Sarrazin, D-Mark und die blühenden Landschaften

Der Treuhand-Sprecher, Lätta in der Kaufhalle, Besser-Wessis und Jammer-Ossis: Tom Strohschneider über eine ganz spezielle Wochenend-Ausgabe

  • Lesedauer: 3 Min.
Sarrazin ist nicht nur für seine gruseligen Theorien bekannt, er war auch maßgeblich an der Einführung der D-Mark in der DDR beteiligt. Die ostdeutsche Wirtschaft brach daraufhin zusammen. Wir haben zurückgeblickt.

Dieser Text muss mit Thilo Sarrazin beginnen. Der Mann ist nicht nur durch Beleidigungen von Erwerbslosen oder gruselige Bevölkerungstheorien hervorgetreten. Er war auch einmal Referatsleiter im Finanzministerium, dem im Westen. Vier Tage, so will es die Erzählung, hat er gebraucht, einen 14-seitigen Vermerk zu schreiben, in dem Eckpunkte formuliert wurden für eines der größten politischen Manöver der deutschen Geschichte: die Währungs-, Wirtschafts- und Sozialunion. In der DDR wurde am 1. Juli 1990 die D-Mark eingeführt. Die ostdeutsche Wirtschaft brach weitgehend zusammen. Die Folgen sind bis heute zu besichtigen.

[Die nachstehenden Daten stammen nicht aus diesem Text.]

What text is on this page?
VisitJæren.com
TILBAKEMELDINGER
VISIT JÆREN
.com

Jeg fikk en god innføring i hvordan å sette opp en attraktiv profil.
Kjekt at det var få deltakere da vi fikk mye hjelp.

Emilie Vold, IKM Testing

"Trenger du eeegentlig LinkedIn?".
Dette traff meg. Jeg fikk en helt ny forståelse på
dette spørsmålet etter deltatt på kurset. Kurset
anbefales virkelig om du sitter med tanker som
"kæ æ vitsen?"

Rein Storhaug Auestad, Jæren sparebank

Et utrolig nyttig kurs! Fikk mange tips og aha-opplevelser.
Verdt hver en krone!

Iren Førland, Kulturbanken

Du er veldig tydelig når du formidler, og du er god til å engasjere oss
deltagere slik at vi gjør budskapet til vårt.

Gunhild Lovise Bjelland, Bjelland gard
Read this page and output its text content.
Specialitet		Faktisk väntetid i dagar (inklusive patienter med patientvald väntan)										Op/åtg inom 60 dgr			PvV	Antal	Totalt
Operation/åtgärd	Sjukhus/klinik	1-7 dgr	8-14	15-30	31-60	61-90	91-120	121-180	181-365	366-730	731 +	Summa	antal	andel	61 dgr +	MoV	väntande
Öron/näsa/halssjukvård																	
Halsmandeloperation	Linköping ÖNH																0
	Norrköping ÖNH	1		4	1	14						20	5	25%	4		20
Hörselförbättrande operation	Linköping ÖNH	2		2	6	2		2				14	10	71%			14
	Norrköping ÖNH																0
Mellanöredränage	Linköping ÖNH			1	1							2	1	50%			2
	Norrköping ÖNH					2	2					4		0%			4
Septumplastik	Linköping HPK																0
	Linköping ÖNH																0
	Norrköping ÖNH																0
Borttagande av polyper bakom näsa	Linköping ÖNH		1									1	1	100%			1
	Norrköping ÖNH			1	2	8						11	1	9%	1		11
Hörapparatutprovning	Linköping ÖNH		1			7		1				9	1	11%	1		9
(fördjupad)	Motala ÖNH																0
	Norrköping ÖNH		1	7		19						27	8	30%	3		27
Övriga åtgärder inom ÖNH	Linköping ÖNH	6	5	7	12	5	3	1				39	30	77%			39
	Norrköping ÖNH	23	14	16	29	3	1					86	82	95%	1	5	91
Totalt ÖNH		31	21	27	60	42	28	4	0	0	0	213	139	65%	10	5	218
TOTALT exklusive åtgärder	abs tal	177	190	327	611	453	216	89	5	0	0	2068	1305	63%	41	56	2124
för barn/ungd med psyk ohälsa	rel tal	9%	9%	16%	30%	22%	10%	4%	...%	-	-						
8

Als Sarrazin einmal gefragt wurde, ob ihm klar gewesen sei, was sein Vermerk praktisch auslösen würde, antwortete der deutsche Beamte in ihm: Es seien sein »Ehrgeiz und meine Pflicht, auch Kosten und Risiken aufzuzeigen. Aber ich stand zu 100 Prozent hinter dem Kurs des Hauses und der Bundesregierung, die Währungsunion anzubieten.« Eine Zahl aus Sarrazins Prognose lautete: Allein 35 bis 40 Prozent der Industriebeschäftigten würden ihre Arbeit verlieren. »Jeder wusste, dass wir ein Wagnis eingingen«, so sagte es Sarrazin im Rückblick.

Nur sagte es nicht jeder. Helmut Kohl, dem der Mantel der Geschichte gewaltig über den Kanzlerleib spannte, meldete sich an jenem 1. Juli 1990 per Fernsehrede und versprach: »Es wird niemandem schlechter gehen als zuvor - dafür vielen besser.« Auch das Wort von den »blühenden Landschaften« fiel. Spätere Berechnungen zeigten, dass zwischen 1989 und 1991 mehr als 2,5 Millionen Menschen in Ostdeutschland arbeitslos wurden.

Dass es Absahner, Profiteure, politische und ökonomische Gewinner dieses Bruchs gab, stimmt dabei genauso, wie der 1. Juli 1990 nicht auf einen Ausverkauf der DDR reduziert werden kann. Dort hatten, das zeigte sich spätestens seit Herbst 1989, »die da unten« nicht mehr gewollt - und »die da oben« konnten nicht mehr. Eine Mehrheit im Osten hatte sich gegen die Möglichkeit entschieden, einen anderen Weg einzuschlagen. Bei der Volkskammerwahl im März hatten über 93 Prozent ihre Stimme abgegeben - mehr Beteiligung hatte es zuvor im Westen und auch danach in der Bundesrepublik nicht gegeben.

Was bleibt? Wir haben mit dem früheren Treuhand-Sprecher Wolf Schöde gesprochen, wir sind der Frage nachgegangen, wie pleite die DDR wirklich war und welche Spuren die deutsch-deutsche Währungsunion in Osteuropa hinterließ. Und wir haben uns daran erinnert, was der 1. Juli 1990 für das alte »Neue Deutschland« bedeutete.

Außer Fotos aus einem Dachbodenfund, die uns noch einmal in die Welt von Kaufhallen und Konsum eintauchen lassen, werden Sie in dieser Sonderausgabe kaum Fotos finden. Stattdessen gibt es jede Menge Grafiken, die davon erzählen, was Ost und West immer noch trennt - und was sich in Ost und West seit 1990 verändert hat.